Specific guidelines are necessary for lung cancer as delaying diagnosis may impact survival.4 Early detection is the only chance at true cure, but the majority of non-small cell lung cancers (NSCLC) are diagnosed at late stages (III-IV) when 5-year survival is low (less than 36%).5 Notably, the smaller lung nodules (less than 2 cm) recommended for delayed resection may have a greater than 50% risk of malignancy. If the diagnosis of suspicious lung nodules is not achieved through noninvasive methods, such as fluorodeoxyglucose-positron emission tomography scan, navigational bronchoscopy, and so forth, a surgical biopsy is recommended.6 The impact from delaying surgical biopsies during the COVID-19 pandemic on survival is unknown, and there are no published data or guidelines to aid surgeons in decision making with their patients. This issue will remain important as COVID-19 prevalence fluctuates across the country, or if similar infectious pandemics emerge in the future.
However, the risk of delaying diagnosis of lung cancer must be balanced with the risk of mortality from COVID-19. Early reports suggest that patients with significant comorbidities such as cancer or respiratory diseases are at higher risk for complications and death.7, 8, 9, 10 In addition, patients aged more than 60 years are at higher risk for complications and COVID-19-related mortality.10, 11, 12, 13 As the majority of patients with NSCLC fall into the above demographics, their high risk of complications must be considered.
The purpose of this study was to compare the effect on 5-year overall survival of delayed surgical biopsy of a lung nodule suspicious for cancer with possible perioperative COVID-19 infection within an early phase infection environment. We sought to model the optimal clinical decision of immediate surgical resection versus delayed surgical resection in a 1.5 to 2 cm lung nodule highly suspicious for lung cancer.
Patients and Methods
Decision Model Design
We developed a decision analysis model to evaluate two diagnostic strategies for a suspicious lung nodule requiring surgical biopsy because of a nondiagnostic image-guided or bronchoscopic-guided biopsy during the COVID-19 pandemic. The two diagnostic options evaluated were immediate minimally invasive resection or delayed minimally invasive resection after 3 months (Figure 1 ). The decision tree details the initial choice (the decision node) of immediate or delayed resection and follows branch points to the ultimate outcomes of death or 5-year overall survival (terminal nodes). If the surgical biopsy shows benign disease (first chance node), the patient follows the wedge resection branch with chance nodes for operative mortality, perioperative COVID-19 infection, and mortality due to COVID-19. If the surgical biopsy shows malignancy (first chance node), the patient follows the lobectomy branch. If the patient survives the surgery, there is a chance of stage 1, 2, or 3 disease at the time of diagnosis, and for any of these results there is a chance of perioperative COVID-19 infection and mortality. Finally, under the delayed resection choice there is a third option at the first chance node: no surgery owing to disease progression in the interim.
Figure 1.
Decision analysis tree for timing surgical biopsy for suspicious lung nodule during COVID-19 pandemic, displaying potential pathways base case patient could follow for either immediate or delayed resection of highly suspicious lung nodule.
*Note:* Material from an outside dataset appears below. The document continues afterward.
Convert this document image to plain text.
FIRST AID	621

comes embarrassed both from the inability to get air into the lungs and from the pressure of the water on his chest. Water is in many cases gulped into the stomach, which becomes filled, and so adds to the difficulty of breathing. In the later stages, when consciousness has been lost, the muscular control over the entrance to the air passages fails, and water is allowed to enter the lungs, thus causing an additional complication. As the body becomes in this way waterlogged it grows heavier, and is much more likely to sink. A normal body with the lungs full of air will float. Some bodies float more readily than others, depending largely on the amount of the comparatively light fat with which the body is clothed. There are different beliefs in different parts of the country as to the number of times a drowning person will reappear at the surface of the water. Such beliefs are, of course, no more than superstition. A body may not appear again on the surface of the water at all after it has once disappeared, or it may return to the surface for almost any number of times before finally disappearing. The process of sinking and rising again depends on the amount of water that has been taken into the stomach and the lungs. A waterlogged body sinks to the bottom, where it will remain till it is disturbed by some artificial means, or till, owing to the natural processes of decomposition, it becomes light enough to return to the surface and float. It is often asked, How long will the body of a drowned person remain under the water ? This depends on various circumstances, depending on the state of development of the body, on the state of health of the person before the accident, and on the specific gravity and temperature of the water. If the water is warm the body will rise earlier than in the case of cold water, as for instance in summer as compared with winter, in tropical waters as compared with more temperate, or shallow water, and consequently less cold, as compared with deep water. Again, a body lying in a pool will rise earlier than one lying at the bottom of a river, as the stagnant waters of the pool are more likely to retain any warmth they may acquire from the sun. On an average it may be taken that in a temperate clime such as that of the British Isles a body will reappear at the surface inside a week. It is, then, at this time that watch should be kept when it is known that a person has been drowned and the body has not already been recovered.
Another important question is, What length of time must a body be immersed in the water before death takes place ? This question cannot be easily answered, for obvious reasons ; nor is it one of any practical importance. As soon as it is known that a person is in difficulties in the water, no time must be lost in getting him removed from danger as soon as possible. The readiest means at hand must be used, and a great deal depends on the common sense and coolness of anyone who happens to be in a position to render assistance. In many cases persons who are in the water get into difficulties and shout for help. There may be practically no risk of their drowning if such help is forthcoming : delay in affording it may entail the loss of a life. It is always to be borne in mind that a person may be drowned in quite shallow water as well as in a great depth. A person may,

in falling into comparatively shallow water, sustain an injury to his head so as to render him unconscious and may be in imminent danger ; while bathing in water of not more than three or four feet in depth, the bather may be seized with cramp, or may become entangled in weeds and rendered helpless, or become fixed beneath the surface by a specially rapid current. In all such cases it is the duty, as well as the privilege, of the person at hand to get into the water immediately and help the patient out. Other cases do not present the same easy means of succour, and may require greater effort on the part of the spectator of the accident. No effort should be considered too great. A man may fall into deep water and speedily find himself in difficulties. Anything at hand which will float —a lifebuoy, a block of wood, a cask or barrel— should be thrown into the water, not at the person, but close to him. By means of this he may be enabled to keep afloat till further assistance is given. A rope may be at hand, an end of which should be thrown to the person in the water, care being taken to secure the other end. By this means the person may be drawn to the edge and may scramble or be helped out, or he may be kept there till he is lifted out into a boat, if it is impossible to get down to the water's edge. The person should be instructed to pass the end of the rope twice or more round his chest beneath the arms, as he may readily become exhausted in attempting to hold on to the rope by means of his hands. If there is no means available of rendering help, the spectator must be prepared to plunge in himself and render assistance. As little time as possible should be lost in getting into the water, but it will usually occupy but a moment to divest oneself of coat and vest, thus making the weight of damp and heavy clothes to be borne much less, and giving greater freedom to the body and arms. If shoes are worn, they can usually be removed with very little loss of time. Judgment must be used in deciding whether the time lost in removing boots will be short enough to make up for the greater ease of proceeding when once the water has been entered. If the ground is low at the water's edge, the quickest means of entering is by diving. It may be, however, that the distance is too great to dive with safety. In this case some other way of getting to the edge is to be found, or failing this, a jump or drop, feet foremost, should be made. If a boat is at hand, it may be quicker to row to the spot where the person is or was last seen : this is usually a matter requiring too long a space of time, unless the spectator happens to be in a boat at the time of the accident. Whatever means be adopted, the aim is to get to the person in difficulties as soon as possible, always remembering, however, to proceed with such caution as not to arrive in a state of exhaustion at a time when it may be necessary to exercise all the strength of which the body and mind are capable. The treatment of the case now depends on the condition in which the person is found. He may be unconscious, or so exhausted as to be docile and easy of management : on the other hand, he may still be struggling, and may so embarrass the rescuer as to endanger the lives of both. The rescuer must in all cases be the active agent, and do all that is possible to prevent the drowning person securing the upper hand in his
For either immediate or delayed resection, there is a chance of the nodule being malignant or benign; for a delayed scenario, there is also a chance of disease progression during the delay precluding operative intervention. All pathways have potential for COVID-19 infection and mortality. Blue square indicates decision node, whether to choose immediate or delayed resection. Green circles indicate chance nodes (probabilities detailed in Table 1). Red triangles indicate terminal nodes, death or 5-year overall survival. (VATS, video-assisted thoracoscopic surgery.)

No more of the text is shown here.